While the Covid pandemic has been ongoing for nearly two years now, the newest Omicron strain only emerged in November 2021.
It was first found in Botswana and South Africa, before making its way to the UK – with the country’s first case being recorded in late November.
This version of the virus has spread rapidly around the country ever since, not to mention the rest of the globe.
Lots has been said about its symptoms differing to other variants – and there are concerns about lateral flow test efficiency in picking up early Omicron infection.
But what about reinfection? Can you get Omicron more than once, as you can with other Covid variants?
It’s early days in terms of research, but here’s what we know.
Can you catch Omicron twice?
Right now, it’s too early to say whether you can have a case of Omicron twice.
This is because 90 days need to pass between positive tests, before a Covid infection can be classed as a reinfection.

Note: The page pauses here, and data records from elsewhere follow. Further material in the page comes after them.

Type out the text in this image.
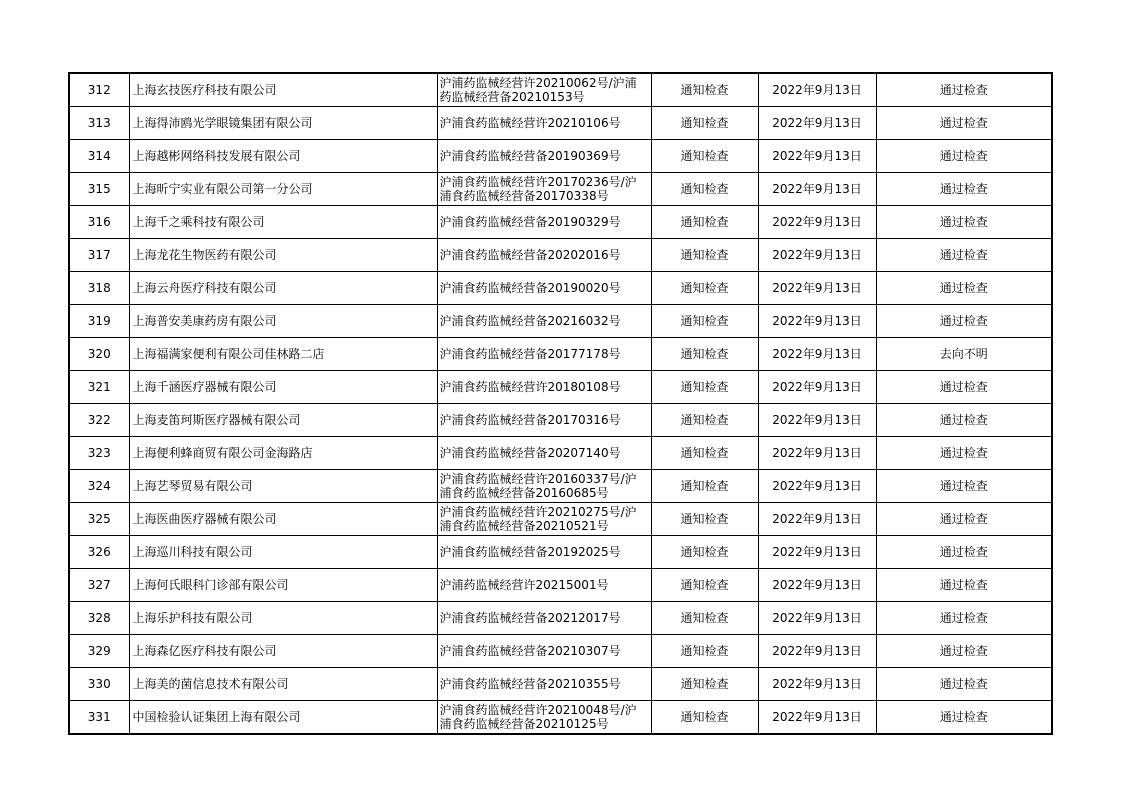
312	上海玄技医疗科技有限公司	沪浦药监械经营许20210062号/沪浦药监械经营备20210153号	通知检查	2022年9月13日	通过检查
313	上海得沛鸥光学眼镜集团有限公司	沪浦食药监械经营许20210106号	通知检查	2022年9月13日	通过检查
314	上海越彬网络科技发展有限公司	沪浦食药监械经营备20190369号	通知检查	2022年9月13日	通过检查
315	上海昕宁实业有限公司第一分公司	沪浦食药监械经营许20170236号/沪浦食药监械经营备20170338号	通知检查	2022年9月13日	通过检查
316	上海千之乘科技有限公司	沪浦食药监械经营备20190329号	通知检查	2022年9月13日	通过检查
317	上海龙花生物医药有限公司	沪浦食药监械经营备20202016号	通知检查	2022年9月13日	通过检查
318	上海云舟医疗科技有限公司	沪浦食药监械经营备20190020号	通知检查	2022年9月13日	通过检查
319	上海普安美康药房有限公司	沪浦食药监械经营备20216032号	通知检查	2022年9月13日	通过检查
320	上海福满家便利有限公司佳林路二店	沪浦食药监械经营备20177178号	通知检查	2022年9月13日	去向不明
321	上海千涵医疗器械有限公司	沪浦食药监械经营许20180108号	通知检查	2022年9月13日	通过检查
322	上海麦笛珂斯医疗器械有限公司	沪浦食药监械经营备20170316号	通知检查	2022年9月13日	通过检查
323	上海便利蜂商贸有限公司金海路店	沪浦食药监械经营备20207140号	通知检查	2022年9月13日	通过检查
324	上海艺琴贸易有限公司	沪浦食药监械经营许20160337号/沪浦食药监械经营备20160685号	通知检查	2022年9月13日	通过检查
325	上海医曲医疗器械有限公司	沪浦食药监械经营许20210275号/沪浦食药监械经营备20210521号	通知检查	2022年9月13日	通过检查
326	上海巡川科技有限公司	沪浦食药监械经营备20192025号	通知检查	2022年9月13日	通过检查
327	上海何氏眼科门诊部有限公司	沪浦药监械经营许20215001号	通知检查	2022年9月13日	通过检查
328	上海乐护科技有限公司	沪浦食药监械经营备20212017号	通知检查	2022年9月13日	通过检查
329	上海森亿医疗科技有限公司	沪浦食药监械经营备20210307号	通知检查	2022年9月13日	通过检查
330	上海美的菌信息技术有限公司	沪浦食药监械经营备20210355号	通知检查	2022年9月13日	通过检查
331	中国检验认证集团上海有限公司	沪浦食药监械经营许20210048号/沪浦食药监械经营备20210125号	通知检查	2022年9月13日	通过检查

As per gov.uk: ‘If an individual is re-tested 90 days or more after their initial illness onset or prior test date, and is found to be PCR positive, this should be considered as a possible new infection.’
Omicron was discovered around mid-November. It was declared a variant of concern by the World Health Organisation (WHO) on November 26.
Therefore, 90 days haven’t even passed yet since it was discovered.
That said, what research we do have currently suggests that it will be possible to become reinfected with Omicron.
A study – by Imperial College London, WHO Collaborating Centre for Infectious Disease Modelling and other official bodies – shows that Omicron will be five times more likely to reinfect than Delta.
This study was published around a month ago on December 16, 2021. So, it’s all very new information.
We do know for definite that it is possible to be reinfected with other variants of Covid, such as Delta.
Studies have also shown the importance of getting vaccinated against Covid to avoid reinfection.
One such study, published by the Centre for Disease Control (CDC) in August 2021, analysed data from former Covid patients residing in the US state of Kentucky.
The analysis showed that un-jabbed people were more than twice as likely to be reinfected with Covid than their vaccinated counterparts.